It gets worse (or better, if like me you find these things fascinating).  In looking through hundreds of handwritten documents of the time contained in the Knight Archive, I saw several other interesting variations of the name:  Ausdin, Aston, Ausdon.   These variations were all written by Hampshire tradesmen on their invoices, and I can imagine thatchers and blacksmiths saying the name out loud to themselves and then putting it to paper phonetically.      
The names of villagers were equally malleable.  I studied the record-book of the Overseers of the Poor to track the fortunes of Thomas Windibank, who seems to have relied on parish aid more than just about anyone else (other than the non-working elderly) in Chawton in the early years of the 19th century.  His surname was most often spelled Windibank, but the various overseers also recorded it as Windibanks, Windebank, Windybank, Willybank, and Willebank.  James Mersh was also Mearsh and Marsh.  With some exceptions, the overseers who made these entries used fairly standard spelling elsewhere, so poor education is not the reason for the inconsistency.  The names must simply have sounded differently to different ears, and were set down accordingly.  Clearly, in such a small place, everyone could figure out who was being written about, however it was spelled.
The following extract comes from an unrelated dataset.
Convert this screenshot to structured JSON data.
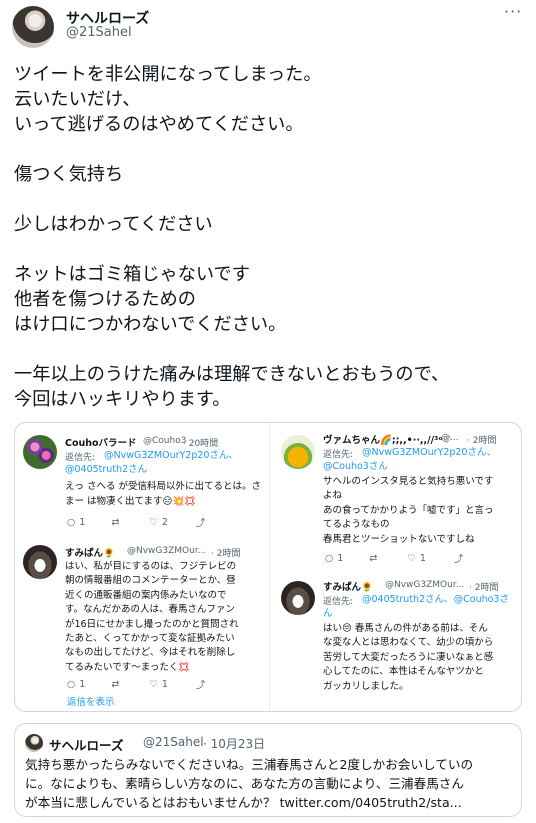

Having gone through my whole life hearing “How do you spell that?” and taking a deep breath before reciting all ten letters (usually more than once), I think it would be rather refreshing to say, “Oh, just spell it however you like.”   

Sunday, March 29, 2015

Travelers Through Chawton in Jane Austen's Time



This post focuses on information that was not central to the theme of my book but that I found intriguing nonetheless, drawn from some of the many original records I examined in the Knight Archive.

A village snow scene (detail),
Robert Hills, 1819
from Yale Center for British Art, Mellon Collection

When Jane Austen lived in Chawton, coaches on the London to Winchester route passed close by the cottage windows—one traveler wrote about glimpsing the Austen ladies “looking very comfortable at breakfast.”  Many people passed through Chawton—and not just those who could afford a seat in or on the coach.  We think of Chawton in the early 19th century as a tiny, fairly remote village, but in fact, the Chawton record books show that strangers passing through on foot were not uncommon.   They included soldiers and sailors, the poor, and “gipsies.”

Soldiers, Sailors, and Prisoners

Chawton’s location, on a main road north of Portsmouth, meant that men who had served in the army or navy often passed through on their way home.  They carried passes from their commanding officers that entitled them to aid from parishes through which they passed.  In 1806, for example, the Chawton overseers’ book records payments of 3 pence each to two sailors with such passes.  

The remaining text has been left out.